The summit kicked off with a rousing rendition of “Tweet, Tweet, Hooray!” led by the Prime Minister of the UK, who was later seen trying to explain the concept of “likes” to a confused penguin. “We’ve reached a point where hashtags are more powerful than treaties,” he declared, while simultaneously tweeting about the importance of tea breaks in international diplomacy.

The leaders then moved on to a panel discussion titled “#GlobalWarming: Is It Just a Trend?” where they debated whether climate change could be solved with a viral meme. “I propose we create a meme of a polar bear wearing sunglasses on a beach,” suggested Chancellor Scholz of Germany. “If it gets enough retweets, we can finally convince people to stop using plastic straws!”
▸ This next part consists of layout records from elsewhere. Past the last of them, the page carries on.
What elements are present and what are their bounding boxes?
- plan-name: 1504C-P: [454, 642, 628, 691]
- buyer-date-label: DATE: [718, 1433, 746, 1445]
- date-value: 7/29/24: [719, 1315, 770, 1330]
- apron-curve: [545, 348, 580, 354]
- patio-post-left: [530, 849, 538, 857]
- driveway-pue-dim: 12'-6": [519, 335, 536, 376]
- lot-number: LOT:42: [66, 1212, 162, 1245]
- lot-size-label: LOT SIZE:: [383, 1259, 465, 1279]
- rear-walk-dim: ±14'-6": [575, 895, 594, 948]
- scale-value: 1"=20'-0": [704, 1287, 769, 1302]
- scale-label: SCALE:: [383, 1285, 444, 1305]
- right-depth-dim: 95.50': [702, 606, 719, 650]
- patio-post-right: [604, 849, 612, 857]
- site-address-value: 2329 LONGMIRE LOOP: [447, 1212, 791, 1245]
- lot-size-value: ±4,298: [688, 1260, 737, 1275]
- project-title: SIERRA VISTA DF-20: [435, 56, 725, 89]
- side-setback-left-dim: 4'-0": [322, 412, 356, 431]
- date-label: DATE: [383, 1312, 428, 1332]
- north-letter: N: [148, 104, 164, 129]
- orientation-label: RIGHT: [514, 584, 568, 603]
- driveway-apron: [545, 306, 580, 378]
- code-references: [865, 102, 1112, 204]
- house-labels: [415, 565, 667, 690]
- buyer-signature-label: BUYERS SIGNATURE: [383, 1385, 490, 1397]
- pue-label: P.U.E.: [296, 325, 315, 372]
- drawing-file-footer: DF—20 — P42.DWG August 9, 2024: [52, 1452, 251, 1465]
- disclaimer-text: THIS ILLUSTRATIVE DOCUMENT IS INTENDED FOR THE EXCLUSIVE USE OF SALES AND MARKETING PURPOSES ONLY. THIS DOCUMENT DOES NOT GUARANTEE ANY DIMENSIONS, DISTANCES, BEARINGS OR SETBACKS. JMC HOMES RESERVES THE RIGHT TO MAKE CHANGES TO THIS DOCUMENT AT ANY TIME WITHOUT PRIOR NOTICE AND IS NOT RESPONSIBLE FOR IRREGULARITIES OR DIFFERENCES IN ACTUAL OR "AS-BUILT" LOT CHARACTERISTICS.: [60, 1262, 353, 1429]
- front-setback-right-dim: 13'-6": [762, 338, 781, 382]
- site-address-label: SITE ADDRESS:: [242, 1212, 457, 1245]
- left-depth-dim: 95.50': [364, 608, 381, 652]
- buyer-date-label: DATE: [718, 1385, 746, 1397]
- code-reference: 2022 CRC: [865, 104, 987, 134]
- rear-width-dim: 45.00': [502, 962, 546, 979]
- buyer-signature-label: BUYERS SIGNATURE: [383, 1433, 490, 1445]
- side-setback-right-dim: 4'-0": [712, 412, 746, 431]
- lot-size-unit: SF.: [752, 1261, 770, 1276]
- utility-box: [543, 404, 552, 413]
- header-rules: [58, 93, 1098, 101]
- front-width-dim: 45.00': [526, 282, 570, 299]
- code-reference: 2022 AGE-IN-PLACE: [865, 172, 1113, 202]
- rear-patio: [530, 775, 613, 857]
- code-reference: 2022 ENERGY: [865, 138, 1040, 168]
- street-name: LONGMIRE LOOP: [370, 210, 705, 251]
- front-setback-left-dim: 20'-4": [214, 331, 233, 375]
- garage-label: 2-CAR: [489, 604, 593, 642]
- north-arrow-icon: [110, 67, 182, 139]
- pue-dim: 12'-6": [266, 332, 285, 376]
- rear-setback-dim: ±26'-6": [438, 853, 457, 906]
In a shocking twist, the leaders decided to appoint a “Chief Tweet Officer” for each country, responsible for crafting the perfect tweet to address pressing issues. “I’m excited to announce that I’ll be the Chief Tweet Officer for France,” said President Macron, who immediately tweeted, “Let them eat cake! #GlobalHunger.” The tweet received 1.2 million likes, but no one was quite sure what it meant.

As the summit progressed, leaders began to realize that their tweets were not only ineffective but also led to some bizarre consequences. “I tweeted aboot world peace, and now I’m being followed by a cat in a sombrero,” lamented Prime Minister Trudeau of Canada. “I’m not sure if that’s a good sign or if I need to reevaluate my life choices.”

The event concluded with a group selfie, which was promptly posted with the caption, “World leaders unite! #NothingGetsDone.” The photo quickly went viral, garnering more attention than any actual policy change ever could.

In a final statement, President Biden declared, “From now on, we’ll only take action if it gets at least 10,000 retweets. Until then, let’s just keep tweeting about it. After all, who needs real solutions when you have social media?”

As the inflatable unicorn deflated and the leaders dispersed, one thing was clear: the world may be in chaos, but at least it’s trending.